TL;DR
- Andry Hernández Romero, un maquillador gay venezolano, está reconstruyendo su vida en España después de ser liberado de una prisión notoria.
- Aboga por los inmigrantes sin voz mientras lidia con el trauma de sus experiencias pasadas.
- La solicitud de asilo de Hernández Romero está pendiente, y su objetivo es crear conciencia sobre las dificultades de sus compañeros detenidos.
- Su historia pone de relieve el sistema de inmigración defectuoso y los peligros que enfrentan las personas LGBTQ+.
- Él enfatiza que los tatuajes no equivalen a criminalidad, desafiando los estereotipos contra los inmigrantes.
Andry Hernández Romero no es solo un nombre; es un símbolo de resiliencia y un faro de esperanza para innumerables inmigrantes sin voz. El maquillador venezolano, que se convirtió en el rostro de un controvertido caso de deportación, está ahora reconstruyendo su vida en España después de soportar los horrores de la notoria prisión CECOT de El Salvador. Pero no dejes que la sonrisa te engañe; el trauma sigue presente, y Andry está decidido a alzar la voz por quienes siguen sin ser escuchados.
Después de ser acusado injustamente de afiliación a una pandilla por la administración Trump, Andry pasó 125 días en un infierno que la mayoría de la gente solo puede imaginar. "Si voy caminando por la calle y veo a un policía llevando esposas o una porra, eso me afecta", admite, subrayando el impacto duradero de su experiencia. Ahora se encuentra en un entorno más seguro, pero las sombras de su pasado son difíciles de sacudir.

Su solicitud de asilo en España sigue pendiente, y aunque ya no está tras las rejas, el camino hacia la recuperación está lleno de desafíos. "Estoy en un lugar seguro, pero esta amarga experiencia no va a desaparecer de la noche a la mañana", dice, recordándonos que la libertad no se trata solo de salir físicamente; se trata de sanar.
La historia de Andry no es solo la suya; es un llamado a la acción para los cientos de otros hombres venezolanos que fueron arrastrados al mismo sistema injusto. Recuerda haber recibido mensajes diarios de antiguos detenidos y sus familias, todos buscando ayuda y visibilidad. "Hay muchas personas inocentes en las cárceles hoy que no tienen la oportunidad de alzar la voz", dice, instando al mundo a recordar a quienes siguen atrapados en el sistema.

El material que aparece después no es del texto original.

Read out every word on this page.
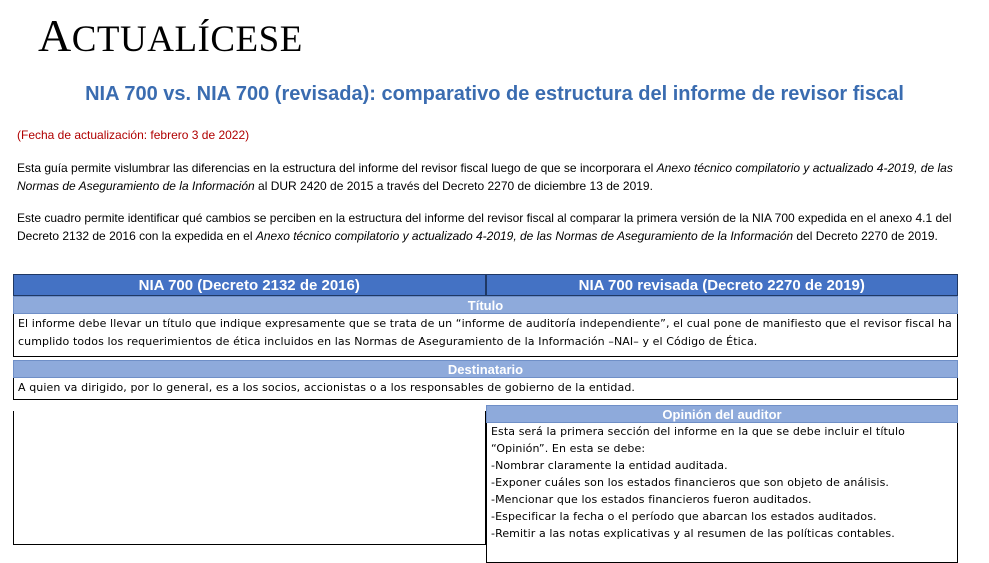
ACTUALÍCESE
NIA 700 vs. NIA 700 (revisada): comparativo de estructura del informe de revisor fiscal
(Fecha de actualización: febrero 3 de 2022)
Esta guía permite vislumbrar las diferencias en la estructura del informe del revisor fiscal luego de que se incorporara el Anexo técnico compilatorio y actualizado 4-2019, de las Normas de Aseguramiento de la Información al DUR 2420 de 2015 a través del Decreto 2270 de diciembre 13 de 2019.
Este cuadro permite identificar qué cambios se perciben en la estructura del informe del revisor fiscal al comparar la primera versión de la NIA 700 expedida en el anexo 4.1 del Decreto 2132 de 2016 con la expedida en el Anexo técnico compilatorio y actualizado 4-2019, de las Normas de Aseguramiento de la Información del Decreto 2270 de 2019.
NIA 700 (Decreto 2132 de 2016)	NIA 700 revisada (Decreto 2270 de 2019)
Título
El informe debe llevar un título que indique expresamente que se trata de un “informe de auditoría independiente”, el cual pone de manifiesto que el revisor fiscal ha cumplido todos los requerimientos de ética incluidos en las Normas de Aseguramiento de la Información –NAI– y el Código de Ética.
Destinatario
A quien va dirigido, por lo general, es a los socios, accionistas o a los responsables de gobierno de la entidad.
Opinión del auditor
Esta será la primera sección del informe en la que se debe incluir el título “Opinión”. En esta se debe:
-Nombrar claramente la entidad auditada.
-Exponer cuáles son los estados financieros que son objeto de análisis.
-Mencionar que los estados financieros fueron auditados.
-Especificar la fecha o el período que abarcan los estados auditados.
-Remitir a las notas explicativas y al resumen de las políticas contables.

Su activismo está impulsado por la creencia de que los derechos humanos de cada persona deben ser respetados, independientemente de sus antecedentes. "Quiero que el mundo sepa que ser venezolano no es un delito", declara apasionadamente, desafiando los estereotipos que han etiquetado injustamente a muchos inmigrantes como criminales basándose únicamente en su apariencia o su pasado.
Los tatuajes de Andry, que fueron interpretados erróneamente como símbolos de pandillas, ahora sirven como testimonio de su viaje. "Un tatuaje no es prueba sólida de que alguien sea un criminal", afirma, subrayando la necesidad de un enfoque más humano hacia la inmigración. No solo lucha por su propia historia; también aboga por los derechos de los inmigrantes LGBTQ+ que enfrentan discriminación y violencia en los centros de detención.
Mientras espera la resolución de su caso de asilo, Andry sueña con regresar a su pasión como maquillador y diseñador de moda en Los Ángeles. "El destino final de Andry es Los Ángeles, California", comparte, imaginando un futuro en el que pueda prosperar de verdad.
En un mundo en el que muchos se apresuran a juzgar, Andry Hernández Romero se mantiene como un recordatorio de que detrás de cada estadística y titular hay un ser humano con sueños, luchas y un espíritu inquebrantable. Su camino de prisionero a defensor apenas comienza, y está decidido a asegurarse de que nadie más tenga que soportar lo que él ha enfrentado. "Por nacionalidad, soy venezolano, pero en mi corazón, soy estadounidense", reflexiona, capturando la identidad compleja de un hombre que ha visto lo peor pero sigue luchando por lo mejor.